Surviving super merges
by Margot Cairnes
We are in the era of the super merger: BP/Amoco, Citibank/Travellers,
BT/Deutche Bank etc. Lumbering giants across the globe are getting even bigger. For those
employed by companies rushing headlong into corporate marriages, these mergers are
revolutionising their lives.
Some people are finding they no longer have jobs. Others are being dislocated. When BP Oil
Europe merged with Mobil Oil Europe many executives transferred from one company to the
other. For many this meant leaving a company they had been with since school - that is for
periods of 20, 30 or even more years. One Mobil secondee to BP Oil Europe told me: "I
have been so much a company man. Mobil corporate colours were red and blue. These were the
colours that ran through my veins. Now after 30 years service you cut me and I have to bleed
green and gold."
For those who retain their jobs there is the challenge of acclimatising to a new culture,
new workmates, new systems and new procedures. For many Australian executives this may well
mean having to forge relationships with people thousands of kilometres away. Lobbying to
have your part of the organisation retained, looked after or sold with dignity can call for
hundreds of hours flying around the globe to meet new owners. For executives in outposts
like Australia, merging often means negotiating new terms of employment with strangers. So
on top of grieving for their lost colleagues, fretting for their job security, having to
learn a whole new way of operating and fighting to retain their right to do business,
executives from merging companies are also highly likely to be suffering from jetlag.

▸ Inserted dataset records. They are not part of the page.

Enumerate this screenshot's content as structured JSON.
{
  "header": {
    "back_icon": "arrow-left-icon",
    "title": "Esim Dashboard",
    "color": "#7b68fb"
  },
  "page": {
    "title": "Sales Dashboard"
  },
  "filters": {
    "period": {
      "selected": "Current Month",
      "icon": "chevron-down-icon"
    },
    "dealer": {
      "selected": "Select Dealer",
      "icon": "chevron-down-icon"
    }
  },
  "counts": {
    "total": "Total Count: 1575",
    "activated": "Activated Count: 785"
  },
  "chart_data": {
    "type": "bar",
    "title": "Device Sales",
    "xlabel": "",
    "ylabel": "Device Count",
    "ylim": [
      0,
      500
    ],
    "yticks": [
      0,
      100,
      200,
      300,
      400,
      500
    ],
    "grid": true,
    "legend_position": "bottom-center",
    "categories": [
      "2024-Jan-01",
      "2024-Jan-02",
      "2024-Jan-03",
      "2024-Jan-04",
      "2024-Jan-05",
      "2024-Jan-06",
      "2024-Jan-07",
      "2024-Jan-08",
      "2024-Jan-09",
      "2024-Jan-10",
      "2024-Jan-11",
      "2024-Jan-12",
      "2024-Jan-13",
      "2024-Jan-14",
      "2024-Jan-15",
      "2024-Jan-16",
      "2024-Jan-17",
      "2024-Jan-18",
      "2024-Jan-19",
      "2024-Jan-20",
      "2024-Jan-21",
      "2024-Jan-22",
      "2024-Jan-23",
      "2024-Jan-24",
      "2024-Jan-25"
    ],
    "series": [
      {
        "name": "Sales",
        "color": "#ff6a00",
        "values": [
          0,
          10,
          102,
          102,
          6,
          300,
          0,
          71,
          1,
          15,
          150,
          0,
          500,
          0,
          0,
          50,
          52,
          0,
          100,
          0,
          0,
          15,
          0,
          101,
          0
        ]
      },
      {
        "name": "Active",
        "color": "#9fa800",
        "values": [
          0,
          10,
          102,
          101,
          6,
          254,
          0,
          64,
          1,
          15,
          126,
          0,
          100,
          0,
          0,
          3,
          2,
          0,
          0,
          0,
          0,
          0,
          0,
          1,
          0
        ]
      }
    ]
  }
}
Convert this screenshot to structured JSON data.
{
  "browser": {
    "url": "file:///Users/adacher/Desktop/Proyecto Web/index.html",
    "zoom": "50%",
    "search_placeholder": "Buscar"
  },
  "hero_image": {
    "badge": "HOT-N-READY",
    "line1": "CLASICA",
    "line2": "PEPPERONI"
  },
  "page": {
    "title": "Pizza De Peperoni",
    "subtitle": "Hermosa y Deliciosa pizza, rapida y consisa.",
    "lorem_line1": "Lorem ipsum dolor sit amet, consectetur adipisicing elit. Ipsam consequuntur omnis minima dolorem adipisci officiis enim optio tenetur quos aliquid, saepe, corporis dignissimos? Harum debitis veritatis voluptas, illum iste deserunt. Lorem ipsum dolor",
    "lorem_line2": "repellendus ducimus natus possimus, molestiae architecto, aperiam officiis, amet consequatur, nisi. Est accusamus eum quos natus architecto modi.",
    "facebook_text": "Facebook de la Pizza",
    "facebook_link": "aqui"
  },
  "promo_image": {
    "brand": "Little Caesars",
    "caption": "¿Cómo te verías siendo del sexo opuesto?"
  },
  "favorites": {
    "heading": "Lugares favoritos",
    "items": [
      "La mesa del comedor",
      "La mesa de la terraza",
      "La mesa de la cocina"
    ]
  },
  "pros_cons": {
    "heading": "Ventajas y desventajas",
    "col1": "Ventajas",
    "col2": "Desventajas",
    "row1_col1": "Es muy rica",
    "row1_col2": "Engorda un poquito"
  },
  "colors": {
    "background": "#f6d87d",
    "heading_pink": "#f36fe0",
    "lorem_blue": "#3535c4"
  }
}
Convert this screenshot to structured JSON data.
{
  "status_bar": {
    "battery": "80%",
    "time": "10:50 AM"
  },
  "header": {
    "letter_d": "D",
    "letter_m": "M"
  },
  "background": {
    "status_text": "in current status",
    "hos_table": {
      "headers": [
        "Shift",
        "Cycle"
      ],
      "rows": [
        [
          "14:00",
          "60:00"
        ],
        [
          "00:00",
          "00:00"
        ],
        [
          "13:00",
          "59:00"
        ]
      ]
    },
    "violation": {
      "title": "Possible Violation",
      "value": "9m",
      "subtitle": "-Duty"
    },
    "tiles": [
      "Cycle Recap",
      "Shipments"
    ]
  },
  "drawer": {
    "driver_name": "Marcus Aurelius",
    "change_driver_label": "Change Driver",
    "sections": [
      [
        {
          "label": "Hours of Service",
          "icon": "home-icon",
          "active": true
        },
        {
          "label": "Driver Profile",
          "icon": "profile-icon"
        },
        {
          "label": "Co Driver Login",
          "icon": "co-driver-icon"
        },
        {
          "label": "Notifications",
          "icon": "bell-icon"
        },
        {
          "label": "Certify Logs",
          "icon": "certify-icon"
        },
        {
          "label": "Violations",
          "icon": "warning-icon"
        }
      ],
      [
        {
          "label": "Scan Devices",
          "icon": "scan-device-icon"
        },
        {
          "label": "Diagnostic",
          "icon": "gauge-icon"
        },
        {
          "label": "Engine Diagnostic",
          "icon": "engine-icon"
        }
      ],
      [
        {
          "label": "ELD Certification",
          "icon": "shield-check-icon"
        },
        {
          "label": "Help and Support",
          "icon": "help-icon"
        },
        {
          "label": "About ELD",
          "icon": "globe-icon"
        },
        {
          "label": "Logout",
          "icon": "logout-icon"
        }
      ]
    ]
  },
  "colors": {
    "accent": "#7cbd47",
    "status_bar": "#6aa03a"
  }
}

Spending time discussing with such executives I am constantly struck by the impact these
changes have on people's thinking. Tired, grieving executives who are fighting for their
jobs and the existence of companies they have built rarely think or act at their best. The
temptation to revert to reactionary, kneejerk behaviour is huge. The strategic skills that
led to prior success seem to fade as they fight exhaustion, chaos and fear.
In this environment how can profits be greatly increased, strategic improvements be made and
enduring relationships be forged? How does the business continue to function at all? When I
have asked executives from merged companies these questions they admit they are stressed to
superhuman limits. They then start babbling out a rationale in some strange economic jargon
that obviously helps them to make sense of the insanity of their situation. Finally they
note that everybody else is in the same boat. A picture comes to mind of lemmings following
each other over a cliff. Don't think, don't question, and don't ask why. Just follow the
leader. That seems to be the way to survive.
If survival means keeping a highly paid corporate job in the short term they are probably
right. If survival means staying healthy, staying married, staying sane and doing good
business then one has to question the sanity behind merger mania.